By Samuel Estreicher
Ride-hailing apps are surging in popularity, but the legal status of drivers who earn a living from them remains unresolved. Companies like Uber and Lyft contend that, because drivers are independent contractors and not employees under the US’s various labor and employment laws, any attempt to form unions or bargain collectively for higher wages violates antitrust laws.
Until now, that assumption has been widely shared — but it’s based on a failure to understand why concerted activity by workers is protected against antitrust liability. Labor’s antitrust shield was established by the 1914 Clayton Act, in which Congress determined that “the labor of a human being is not an article in commerce.” A two-year-old Seattle ordinance, now in federal litigation, provides an opportunity for courts to extend these century-old labor rights to workers in the digital economy.
Conventionally, only workers defined as “employees” are viewed as having the right to organize without violating antitrust laws. Individuals are considered employees only if their boss can control when and how they do their work — what is called the common law’s “right to control” test.

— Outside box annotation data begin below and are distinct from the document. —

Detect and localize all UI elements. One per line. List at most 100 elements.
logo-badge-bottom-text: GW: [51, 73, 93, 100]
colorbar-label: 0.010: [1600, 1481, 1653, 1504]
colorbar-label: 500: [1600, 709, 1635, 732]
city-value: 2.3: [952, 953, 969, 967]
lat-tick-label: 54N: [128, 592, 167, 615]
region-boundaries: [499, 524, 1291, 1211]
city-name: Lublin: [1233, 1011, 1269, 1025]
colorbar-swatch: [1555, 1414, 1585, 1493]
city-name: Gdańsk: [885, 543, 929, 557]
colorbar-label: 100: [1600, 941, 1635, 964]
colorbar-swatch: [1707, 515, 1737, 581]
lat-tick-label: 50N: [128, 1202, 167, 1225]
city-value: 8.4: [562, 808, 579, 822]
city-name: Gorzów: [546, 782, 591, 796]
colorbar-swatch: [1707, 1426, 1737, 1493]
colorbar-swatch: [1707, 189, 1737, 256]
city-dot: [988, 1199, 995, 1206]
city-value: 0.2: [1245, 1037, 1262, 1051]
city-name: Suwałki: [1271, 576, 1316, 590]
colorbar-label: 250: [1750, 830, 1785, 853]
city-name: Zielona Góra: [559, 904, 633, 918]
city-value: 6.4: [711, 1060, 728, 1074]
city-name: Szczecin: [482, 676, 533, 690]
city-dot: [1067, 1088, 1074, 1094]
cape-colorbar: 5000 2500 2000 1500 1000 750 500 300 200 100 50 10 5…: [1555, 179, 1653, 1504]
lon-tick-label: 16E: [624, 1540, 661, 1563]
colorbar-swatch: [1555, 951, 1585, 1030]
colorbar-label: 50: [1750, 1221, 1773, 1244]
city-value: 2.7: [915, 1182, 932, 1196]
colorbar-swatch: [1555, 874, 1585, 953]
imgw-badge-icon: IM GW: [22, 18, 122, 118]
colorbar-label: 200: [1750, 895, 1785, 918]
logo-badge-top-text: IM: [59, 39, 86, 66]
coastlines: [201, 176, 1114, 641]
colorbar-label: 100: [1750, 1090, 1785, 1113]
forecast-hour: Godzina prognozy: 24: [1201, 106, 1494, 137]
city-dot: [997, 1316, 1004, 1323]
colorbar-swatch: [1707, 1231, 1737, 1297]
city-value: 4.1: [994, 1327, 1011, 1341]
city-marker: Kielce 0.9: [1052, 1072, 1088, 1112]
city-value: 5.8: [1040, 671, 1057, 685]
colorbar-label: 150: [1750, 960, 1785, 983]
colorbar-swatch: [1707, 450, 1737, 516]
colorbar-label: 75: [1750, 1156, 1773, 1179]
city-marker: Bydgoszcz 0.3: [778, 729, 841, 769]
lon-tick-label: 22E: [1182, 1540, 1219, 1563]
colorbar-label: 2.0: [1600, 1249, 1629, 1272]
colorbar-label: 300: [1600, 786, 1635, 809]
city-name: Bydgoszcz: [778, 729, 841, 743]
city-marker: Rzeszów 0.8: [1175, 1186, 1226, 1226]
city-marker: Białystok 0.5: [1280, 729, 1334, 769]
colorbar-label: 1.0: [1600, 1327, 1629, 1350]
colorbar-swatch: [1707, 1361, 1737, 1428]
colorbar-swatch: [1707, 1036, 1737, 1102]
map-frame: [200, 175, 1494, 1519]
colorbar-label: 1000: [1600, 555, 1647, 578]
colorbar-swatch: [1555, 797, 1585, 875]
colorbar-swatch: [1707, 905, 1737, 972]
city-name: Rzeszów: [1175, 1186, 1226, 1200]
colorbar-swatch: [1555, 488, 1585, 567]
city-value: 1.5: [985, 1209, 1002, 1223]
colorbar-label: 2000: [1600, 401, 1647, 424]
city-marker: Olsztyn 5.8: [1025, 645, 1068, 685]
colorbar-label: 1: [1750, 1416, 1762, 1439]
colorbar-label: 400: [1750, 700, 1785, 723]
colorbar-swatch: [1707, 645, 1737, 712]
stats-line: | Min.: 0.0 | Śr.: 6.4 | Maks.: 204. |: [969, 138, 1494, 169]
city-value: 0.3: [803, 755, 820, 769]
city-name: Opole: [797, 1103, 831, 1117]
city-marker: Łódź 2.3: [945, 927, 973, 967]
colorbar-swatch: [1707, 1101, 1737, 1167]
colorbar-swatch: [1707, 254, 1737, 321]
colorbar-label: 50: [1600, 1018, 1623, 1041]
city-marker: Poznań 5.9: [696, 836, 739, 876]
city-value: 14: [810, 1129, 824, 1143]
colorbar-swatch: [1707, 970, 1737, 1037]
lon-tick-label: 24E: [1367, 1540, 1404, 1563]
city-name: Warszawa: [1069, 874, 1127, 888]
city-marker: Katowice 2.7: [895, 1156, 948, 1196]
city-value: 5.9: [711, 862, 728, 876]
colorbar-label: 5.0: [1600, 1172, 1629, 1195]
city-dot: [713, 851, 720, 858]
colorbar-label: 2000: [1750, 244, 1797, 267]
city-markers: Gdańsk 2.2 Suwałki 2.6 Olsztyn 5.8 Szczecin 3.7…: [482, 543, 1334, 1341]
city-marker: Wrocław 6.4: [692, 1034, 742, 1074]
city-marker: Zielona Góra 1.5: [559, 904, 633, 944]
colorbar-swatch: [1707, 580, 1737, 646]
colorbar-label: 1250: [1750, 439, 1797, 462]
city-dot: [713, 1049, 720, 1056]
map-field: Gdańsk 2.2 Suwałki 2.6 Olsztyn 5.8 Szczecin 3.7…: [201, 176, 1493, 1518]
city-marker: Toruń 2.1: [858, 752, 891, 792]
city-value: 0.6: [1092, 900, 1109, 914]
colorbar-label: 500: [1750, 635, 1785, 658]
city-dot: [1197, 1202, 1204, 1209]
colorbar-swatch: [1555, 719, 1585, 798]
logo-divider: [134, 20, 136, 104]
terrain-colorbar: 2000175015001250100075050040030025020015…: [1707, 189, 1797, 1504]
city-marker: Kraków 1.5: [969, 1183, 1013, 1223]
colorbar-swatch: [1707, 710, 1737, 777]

Under this view, people who provide their products or services directly to the public are prohibited from banding together with peers to try to raise wages and improve working conditions. For all intents and purposes, these independent contractors are considered business owners. They can form associations to share information and lobby for their interests — like the so-called Freelancers Union — but cannot form an organization that insists on collective bargaining. Allowing businesses to join together with competitors to fix prices or carve up markets, the argument goes, represents a combination against the welfare of consumers.
How should Uber and Lyft drivers be treated? Smartphone apps have enabled companies to enlist huge workforces without assuming the responsibility of controlling when and how the work is being done. Uber drivers receive no employee benefits, no right to form unions, no protection from employment discrimination, and no workers’ compensation or unemployment insurance — all because they are not statutory employees under the “right to control” test.